I was in the local co-op supermarket in Swanage when I overheard a snippet of conversation between two elderly ladies who had caught the technology bug.

First lady: “My Grandson has just come back from his gap year; he said he was going to bring his photographs around, but he only brought a CD with him.”
Second lady: “I thought CDs were just for sound….”
First lady: “No, Elsie dear, apparently you can put any kind of files on them. He put the disc into my DVD player, and the photos came up on the screen!”
Second lady: “Really?”
First lady: “Oh, yes; he plays DVD films on his laptop as well. I thought they were just for writing letters on.”

It got me thinking though; most of what I know and understand about technology is what I have found out through pressing buttons to see what happens. There are those people who are happy to press buttons, and those who have a strong need to know what will happen before they press the button.

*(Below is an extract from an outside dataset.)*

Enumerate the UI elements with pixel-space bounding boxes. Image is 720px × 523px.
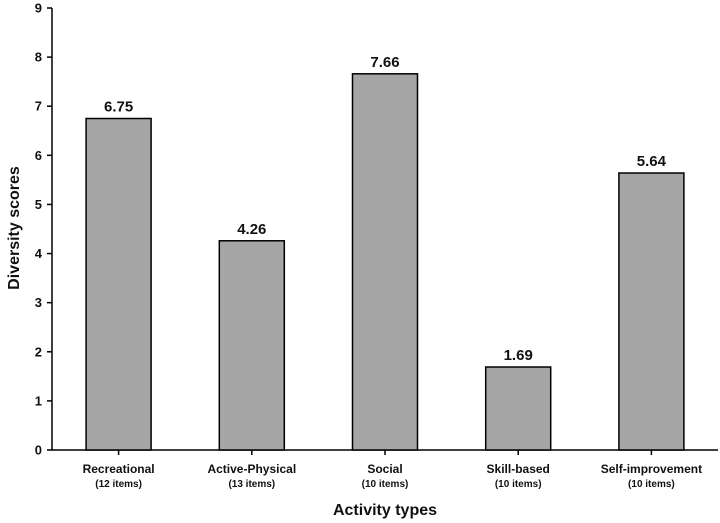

How many times have you received a call from a user asking what would happen if…? The usual way to answer the question (if you don’t already know the answer) is to try it and see.

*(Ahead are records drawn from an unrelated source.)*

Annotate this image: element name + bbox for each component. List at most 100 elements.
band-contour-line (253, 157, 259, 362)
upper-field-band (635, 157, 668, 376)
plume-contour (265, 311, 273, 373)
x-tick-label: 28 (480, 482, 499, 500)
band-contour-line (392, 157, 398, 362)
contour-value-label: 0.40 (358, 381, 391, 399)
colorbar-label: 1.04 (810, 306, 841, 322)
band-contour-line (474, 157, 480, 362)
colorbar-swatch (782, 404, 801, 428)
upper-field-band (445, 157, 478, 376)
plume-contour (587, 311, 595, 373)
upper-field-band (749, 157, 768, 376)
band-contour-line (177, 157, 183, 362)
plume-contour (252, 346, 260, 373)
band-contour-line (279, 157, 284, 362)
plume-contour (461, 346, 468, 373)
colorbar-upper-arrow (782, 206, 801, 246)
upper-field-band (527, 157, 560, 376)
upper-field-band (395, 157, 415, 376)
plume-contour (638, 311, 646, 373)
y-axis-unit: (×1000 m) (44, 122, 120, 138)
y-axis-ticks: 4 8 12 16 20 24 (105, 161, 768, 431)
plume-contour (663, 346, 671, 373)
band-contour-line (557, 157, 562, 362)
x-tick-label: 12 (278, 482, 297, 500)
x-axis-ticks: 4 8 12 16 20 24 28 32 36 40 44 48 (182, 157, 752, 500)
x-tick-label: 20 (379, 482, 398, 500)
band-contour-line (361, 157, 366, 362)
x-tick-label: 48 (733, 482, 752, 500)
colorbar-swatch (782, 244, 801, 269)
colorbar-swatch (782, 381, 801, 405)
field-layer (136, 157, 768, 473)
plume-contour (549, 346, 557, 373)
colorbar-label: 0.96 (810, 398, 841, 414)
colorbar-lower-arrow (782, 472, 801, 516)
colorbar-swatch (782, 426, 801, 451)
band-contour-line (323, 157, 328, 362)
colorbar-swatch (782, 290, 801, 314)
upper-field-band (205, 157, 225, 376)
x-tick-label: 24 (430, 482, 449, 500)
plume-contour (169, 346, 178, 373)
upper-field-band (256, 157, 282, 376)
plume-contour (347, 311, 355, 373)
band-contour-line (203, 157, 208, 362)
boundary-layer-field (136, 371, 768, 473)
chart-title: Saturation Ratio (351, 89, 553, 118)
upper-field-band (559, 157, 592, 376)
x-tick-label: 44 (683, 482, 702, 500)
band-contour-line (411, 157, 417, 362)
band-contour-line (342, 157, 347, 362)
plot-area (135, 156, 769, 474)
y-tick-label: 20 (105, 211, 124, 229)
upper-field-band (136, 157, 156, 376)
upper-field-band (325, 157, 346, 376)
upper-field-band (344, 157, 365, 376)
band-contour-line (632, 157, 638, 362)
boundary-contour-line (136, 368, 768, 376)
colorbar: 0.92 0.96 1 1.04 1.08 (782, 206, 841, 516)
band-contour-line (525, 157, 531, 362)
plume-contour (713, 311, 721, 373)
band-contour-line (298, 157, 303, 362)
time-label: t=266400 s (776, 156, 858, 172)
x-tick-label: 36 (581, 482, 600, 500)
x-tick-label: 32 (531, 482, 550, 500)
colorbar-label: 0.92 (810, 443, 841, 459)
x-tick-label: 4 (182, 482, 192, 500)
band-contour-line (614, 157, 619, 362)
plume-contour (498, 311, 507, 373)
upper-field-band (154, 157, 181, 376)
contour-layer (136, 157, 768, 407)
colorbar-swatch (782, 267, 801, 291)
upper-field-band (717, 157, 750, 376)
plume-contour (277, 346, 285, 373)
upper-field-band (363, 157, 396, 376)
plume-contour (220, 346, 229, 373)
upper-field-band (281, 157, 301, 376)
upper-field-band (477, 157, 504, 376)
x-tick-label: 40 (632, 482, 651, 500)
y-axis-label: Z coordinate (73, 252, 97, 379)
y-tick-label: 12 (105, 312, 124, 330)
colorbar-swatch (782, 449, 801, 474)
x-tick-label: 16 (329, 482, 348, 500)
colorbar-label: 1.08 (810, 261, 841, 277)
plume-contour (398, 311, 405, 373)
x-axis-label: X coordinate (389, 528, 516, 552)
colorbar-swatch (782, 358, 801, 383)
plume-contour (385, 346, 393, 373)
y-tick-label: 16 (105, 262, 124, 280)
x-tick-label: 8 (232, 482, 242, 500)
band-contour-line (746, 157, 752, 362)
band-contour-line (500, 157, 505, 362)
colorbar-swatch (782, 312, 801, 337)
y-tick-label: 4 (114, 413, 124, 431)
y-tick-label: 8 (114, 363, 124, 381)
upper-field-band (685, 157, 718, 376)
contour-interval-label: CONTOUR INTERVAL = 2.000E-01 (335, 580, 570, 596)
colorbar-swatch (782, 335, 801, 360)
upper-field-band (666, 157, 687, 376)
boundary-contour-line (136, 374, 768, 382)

If someone asks how to do a particular task, you open the application and work it out. It seems obvious to us as support people, but you have to have the mind-set that allows you to experiment and take risks.

This allows us to amass the experience to help others and to take the risks on their behalf. I analyzed some of the logs raised by our team and found that they were almost exclusively reporting failures. Advice calls are not common, because we are a team of experimenters and “suck and see” people.

Other teams that use the help desk may have a different problem profile, which got me thinking that it might be a good idea to have a separate phone number for advice rather than fault reporting. This would help us to keep a separate log of help calls, which could be used to supplement user training or identify the users who could use some extra help.

I firmly believe that the role of the help desk is to grow the skill sets of the user base, to identify trends, not only in system reliability but for gaps in knowledge, to generate shortcuts that can save time, and to share other generalized knowledge.

By reviewing the help calls, you can use the information you amass to create proactive support tools, like FAQs, post a “Tip of the Day” on the help desk intranet page, provide extra input to the user training program, or include in the new starter’s induction day.